LGBTQ equality disrupts states’ arguments that topless bans are constitutional reflections of physical differences between the sexes—arguments that courts credit.78 First, sex-change jurisprudence (an LGBTQ-equality issue) establishes that people do not have to lose breasts or get breasts to change their legal sex. As such, how can topless jurisprudence (a sex-equality issue) assure that breasts always track legal sex? Of course, breasts have never invariably tracked legal sex: many men have “female-looking” breasts, and many women have “male-looking” breasts. But to the extent that LGBTQ equality now recognizes as a matter of law that breasts and sex do not invariably align, how can sex equality insist that they do? Does LGBTQ equality not make an already gross generalization about male and female anatomy grosser?79 And in doing that, does it not help us see what we already know: that criminal topless bans are policing not breasts but women,80 which, according to the philosopher Kate Manne, is the very definition of misogyny?81

Second, legal-sex-change jurisprudence suggests that it is a sex stereotype for the state to craft legal rules with coercive effects around the state’s understanding of the relationship between sex and bodies. If that is right, then why isn’t it a sex stereotype for the state to enact topless bans with coercive effects that codify the state’s understanding of male and female breasts? The analogy might not be perfect, but it is close enough for us to wonder why sex equality tolerates actions that LGBTQ equality condemns on anti-stereotyping grounds.
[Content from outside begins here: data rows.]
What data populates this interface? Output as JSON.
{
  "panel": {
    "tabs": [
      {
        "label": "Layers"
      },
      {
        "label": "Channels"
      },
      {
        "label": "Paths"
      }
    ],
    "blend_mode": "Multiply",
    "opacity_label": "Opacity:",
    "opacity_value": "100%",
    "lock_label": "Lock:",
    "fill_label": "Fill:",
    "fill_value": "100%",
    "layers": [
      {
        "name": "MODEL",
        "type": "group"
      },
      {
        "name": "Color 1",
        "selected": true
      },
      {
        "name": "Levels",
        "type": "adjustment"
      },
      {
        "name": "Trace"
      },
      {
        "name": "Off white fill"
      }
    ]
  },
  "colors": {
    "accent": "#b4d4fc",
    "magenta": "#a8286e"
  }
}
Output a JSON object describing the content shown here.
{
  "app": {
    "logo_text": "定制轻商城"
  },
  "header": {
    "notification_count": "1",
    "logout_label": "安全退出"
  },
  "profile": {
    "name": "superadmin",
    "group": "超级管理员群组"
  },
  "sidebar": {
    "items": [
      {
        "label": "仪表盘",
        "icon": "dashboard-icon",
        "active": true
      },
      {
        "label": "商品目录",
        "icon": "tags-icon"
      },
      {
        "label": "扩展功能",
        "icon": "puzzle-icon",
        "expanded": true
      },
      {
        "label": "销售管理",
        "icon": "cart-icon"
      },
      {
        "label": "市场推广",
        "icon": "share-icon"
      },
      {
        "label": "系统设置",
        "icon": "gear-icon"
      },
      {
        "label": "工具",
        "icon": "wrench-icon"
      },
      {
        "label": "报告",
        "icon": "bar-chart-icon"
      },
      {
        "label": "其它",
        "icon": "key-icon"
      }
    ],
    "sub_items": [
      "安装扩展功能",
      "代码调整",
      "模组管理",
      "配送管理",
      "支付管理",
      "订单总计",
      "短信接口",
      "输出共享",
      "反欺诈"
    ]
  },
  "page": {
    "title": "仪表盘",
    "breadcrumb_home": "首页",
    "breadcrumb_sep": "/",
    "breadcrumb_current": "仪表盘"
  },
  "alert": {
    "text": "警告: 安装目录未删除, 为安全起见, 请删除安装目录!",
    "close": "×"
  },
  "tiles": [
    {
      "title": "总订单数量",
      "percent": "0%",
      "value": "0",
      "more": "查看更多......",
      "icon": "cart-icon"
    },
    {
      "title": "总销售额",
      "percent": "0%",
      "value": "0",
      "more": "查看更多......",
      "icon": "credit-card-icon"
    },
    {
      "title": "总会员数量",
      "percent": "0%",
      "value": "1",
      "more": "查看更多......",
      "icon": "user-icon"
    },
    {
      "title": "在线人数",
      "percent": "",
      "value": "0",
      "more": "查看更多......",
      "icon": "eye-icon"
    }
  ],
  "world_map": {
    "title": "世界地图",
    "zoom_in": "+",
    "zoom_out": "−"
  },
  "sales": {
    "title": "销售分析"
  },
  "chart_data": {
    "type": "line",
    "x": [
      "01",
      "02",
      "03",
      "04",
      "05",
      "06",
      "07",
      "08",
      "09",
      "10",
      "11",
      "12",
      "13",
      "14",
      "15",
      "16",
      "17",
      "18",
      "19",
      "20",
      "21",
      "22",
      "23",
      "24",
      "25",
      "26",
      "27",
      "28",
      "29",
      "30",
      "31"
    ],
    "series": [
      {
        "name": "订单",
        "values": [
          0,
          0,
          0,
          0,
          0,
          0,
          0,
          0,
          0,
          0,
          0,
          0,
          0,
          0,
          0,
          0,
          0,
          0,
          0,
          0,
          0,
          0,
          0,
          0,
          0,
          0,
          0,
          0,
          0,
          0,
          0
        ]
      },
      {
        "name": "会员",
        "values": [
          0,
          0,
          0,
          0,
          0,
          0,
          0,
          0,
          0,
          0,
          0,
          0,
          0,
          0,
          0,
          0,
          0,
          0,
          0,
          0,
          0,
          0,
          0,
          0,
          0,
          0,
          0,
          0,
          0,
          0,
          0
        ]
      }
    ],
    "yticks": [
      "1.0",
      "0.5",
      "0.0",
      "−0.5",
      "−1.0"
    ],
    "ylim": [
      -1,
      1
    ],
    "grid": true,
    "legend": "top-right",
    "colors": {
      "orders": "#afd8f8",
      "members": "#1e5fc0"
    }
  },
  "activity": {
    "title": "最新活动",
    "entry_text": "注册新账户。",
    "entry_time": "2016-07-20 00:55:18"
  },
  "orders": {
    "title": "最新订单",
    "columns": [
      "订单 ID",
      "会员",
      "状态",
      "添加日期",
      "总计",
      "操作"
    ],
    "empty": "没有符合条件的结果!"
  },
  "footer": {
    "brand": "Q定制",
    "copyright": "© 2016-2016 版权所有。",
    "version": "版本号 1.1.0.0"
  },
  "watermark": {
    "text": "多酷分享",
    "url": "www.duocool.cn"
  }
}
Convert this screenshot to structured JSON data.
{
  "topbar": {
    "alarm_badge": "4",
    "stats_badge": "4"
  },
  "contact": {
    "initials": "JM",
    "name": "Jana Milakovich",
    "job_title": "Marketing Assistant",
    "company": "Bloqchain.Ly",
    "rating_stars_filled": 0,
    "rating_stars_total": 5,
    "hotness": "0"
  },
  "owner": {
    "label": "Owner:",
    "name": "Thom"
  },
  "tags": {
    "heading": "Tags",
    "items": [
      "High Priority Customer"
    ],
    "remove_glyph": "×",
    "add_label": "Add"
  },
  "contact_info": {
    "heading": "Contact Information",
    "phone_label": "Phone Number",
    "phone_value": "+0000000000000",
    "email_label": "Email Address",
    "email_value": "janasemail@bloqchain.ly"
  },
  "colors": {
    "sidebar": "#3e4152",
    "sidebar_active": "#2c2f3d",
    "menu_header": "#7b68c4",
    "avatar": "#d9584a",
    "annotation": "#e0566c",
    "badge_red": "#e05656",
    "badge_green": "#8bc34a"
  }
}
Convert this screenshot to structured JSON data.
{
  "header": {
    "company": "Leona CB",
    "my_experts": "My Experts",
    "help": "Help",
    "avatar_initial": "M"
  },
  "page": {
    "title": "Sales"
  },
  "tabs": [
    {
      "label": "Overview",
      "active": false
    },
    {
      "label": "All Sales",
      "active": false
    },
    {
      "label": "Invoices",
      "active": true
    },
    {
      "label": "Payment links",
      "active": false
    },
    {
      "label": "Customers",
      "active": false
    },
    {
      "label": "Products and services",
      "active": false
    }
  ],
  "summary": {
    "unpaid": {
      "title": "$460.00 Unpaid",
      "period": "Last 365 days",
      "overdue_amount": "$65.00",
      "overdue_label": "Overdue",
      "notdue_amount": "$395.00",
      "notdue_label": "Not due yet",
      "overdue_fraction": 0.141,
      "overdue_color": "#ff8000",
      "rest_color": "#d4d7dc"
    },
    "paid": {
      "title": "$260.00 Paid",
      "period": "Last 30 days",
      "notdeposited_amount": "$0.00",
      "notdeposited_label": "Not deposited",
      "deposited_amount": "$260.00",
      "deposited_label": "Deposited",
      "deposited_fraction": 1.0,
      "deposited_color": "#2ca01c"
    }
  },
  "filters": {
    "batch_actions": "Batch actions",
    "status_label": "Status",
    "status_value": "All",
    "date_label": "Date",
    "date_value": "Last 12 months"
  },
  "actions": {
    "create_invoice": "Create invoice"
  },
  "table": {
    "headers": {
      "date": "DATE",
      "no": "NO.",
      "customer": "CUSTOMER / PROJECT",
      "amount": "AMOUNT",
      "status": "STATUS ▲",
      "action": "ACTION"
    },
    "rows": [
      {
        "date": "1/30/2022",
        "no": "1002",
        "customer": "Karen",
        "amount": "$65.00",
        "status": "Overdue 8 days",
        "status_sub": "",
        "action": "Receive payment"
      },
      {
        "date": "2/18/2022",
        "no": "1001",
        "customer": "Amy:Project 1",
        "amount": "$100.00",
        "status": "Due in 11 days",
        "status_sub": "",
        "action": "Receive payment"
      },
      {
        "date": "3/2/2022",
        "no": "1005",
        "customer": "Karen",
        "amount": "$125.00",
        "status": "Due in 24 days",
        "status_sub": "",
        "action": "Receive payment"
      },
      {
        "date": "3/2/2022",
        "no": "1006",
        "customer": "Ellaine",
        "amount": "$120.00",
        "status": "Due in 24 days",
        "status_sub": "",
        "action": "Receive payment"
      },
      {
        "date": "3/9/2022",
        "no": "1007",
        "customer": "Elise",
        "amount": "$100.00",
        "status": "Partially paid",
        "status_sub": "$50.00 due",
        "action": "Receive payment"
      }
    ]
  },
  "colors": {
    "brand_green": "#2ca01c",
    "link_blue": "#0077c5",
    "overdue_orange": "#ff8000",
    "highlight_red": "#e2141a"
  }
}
The point is that when we juxtapose sex equality and LGBTQ equality in this way—which the dialogic and intersectional relationship between sex equality and LGBTQ equality would seem to require—then it becomes easier to see and harder to ignore the problems with all real-differences justifications for sex discrimination. Radical feminists and queer theorists have long argued that biological justifications for sex difference and sex discrimination are sex stereotypes because culture always shapes our understanding of biological categories.82 As Katherine M. Franke wrote more than two decades ago, “By accepting these biological differences, equality jurisprudence reifies as foundational fact that which is really an effect of normative gender ideology.”83 Agreeing with Franke’s argument, this Feature uses recent developments in the law of LGBTQ equality to make those stereotypes more visible and less defensible.

The remainder of this Feature unfolds in four Parts. Part I describes the two faces of contemporary sex equality—real differences and anti-stereotyping—and identifies the tensions between them. Part II summarizes the relationship between biology and LGBTQ equality both historically and today. It shows that historically, biological arguments constrained LGBTQ equality, whereas today, LGBTQ equality is constraining biological arguments, often by conceptualizing biologically rationalized LGBTQ discrimination as a sex stereotype. Part III argues that sex equality’s continued allegiance to real differences cannot be reconciled with what LGBTQ equality reveals about biology and about biologically rationalized sex discrimination. Part IV imagines what the law might look like if it were more responsive to LGBTQ equality’s understanding of biology and addresses fears that readers might have about eliminating real differences from the American law of sex.